No extra charge for the brilliant suggestion. …
A tip of the headband to Illinois’ and Kansas’ men’s basketball programs for scheduling a charity exhibition — on Oct. 29 in Champaign — to raise money for relief efforts after the devastating Maui wildfires. That’s how you do it.
THIS YOU GOTTA SEE
Real Sports With Bryant Gumbel (10 p.m. Tuesday, HBO): A special edition focuses on man’s best friend, with segments on running guide dogs for the blind, high-flying agility dogs and those totally bad-ass Iditarod sled dogs. Ruff stuff.
Notre Dame vs. Navy (1:30 p.m. Saturday, Ch. 5): The Irish and Midshipmen light the college football candle in Dublin, Ireland. The winner will try to avoid going winless from there as Northwestern did last season.
Little League World Series championship (2 p.m. Sunday, Ch. 7): They’re all winners, aren’t they? Yeah, yeah, that’s totally something Mom would say.
THE BOTTOM FIVE
The Angels: They hit a grand slam and turned a triple play Friday and still lost the game.
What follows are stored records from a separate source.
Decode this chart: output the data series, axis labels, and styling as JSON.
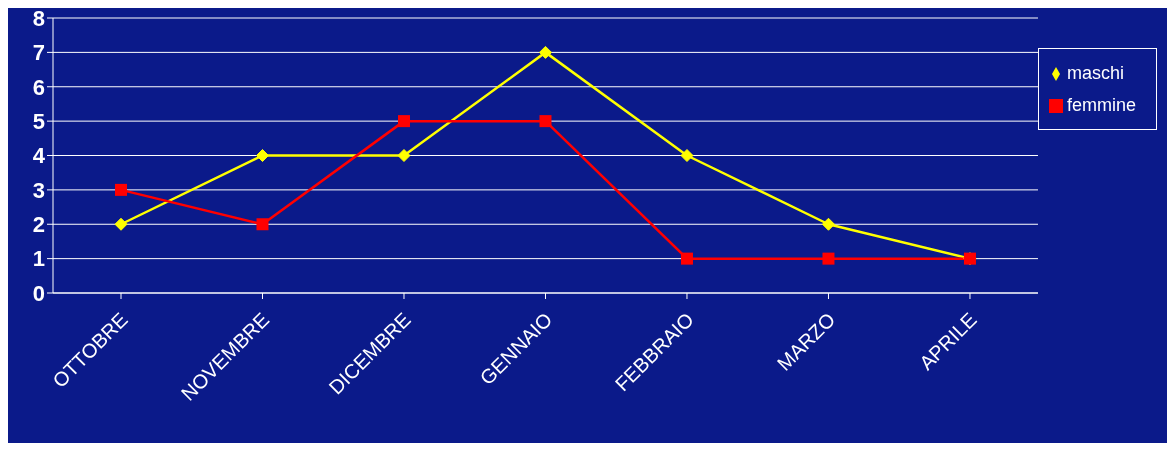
{
  "chart_data": {
    "type": "line",
    "categories": [
      "OTTOBRE",
      "NOVEMBRE",
      "DICEMBRE",
      "GENNAIO",
      "FEBBRAIO",
      "MARZO",
      "APRILE"
    ],
    "series": [
      {
        "name": "maschi",
        "color": "#ffff00",
        "marker": "diamond",
        "values": [
          2,
          4,
          4,
          7,
          4,
          2,
          1
        ]
      },
      {
        "name": "femmine",
        "color": "#ff0000",
        "marker": "square",
        "values": [
          3,
          2,
          5,
          5,
          1,
          1,
          1
        ]
      }
    ],
    "ylim": [
      0,
      8
    ],
    "yticks": [
      0,
      1,
      2,
      3,
      4,
      5,
      6,
      7,
      8
    ],
    "grid": "y",
    "legend": "right"
  }
}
That’s basically the single-day version of having Shohei Ohtani and Mike Trout on the team for a half-dozen years without making the playoffs.
Fantasy drafts: Nothing says football like a bunch of dorks sitting around a table in ill-fitting jerseys pretending to be GMs while sprinkling in tales of high school gridiron glory.
Old Blighty: England’s loss to Spain in Sunday’s final left it stuck on zero World Cup titles — women’s or men’s — since 1966. That’ll crumble some crumpets.
P.J. Walker: His 1-for-4 day in Indianapolis won’t help him hold down the Bears’ No. 2 quarterback role. On the bright side, the White Sox offered him a job batting leadoff.
Baby bets: Baseball, hot dogs, apple pie and legally wagering on Little Leaguers. God bless America, right?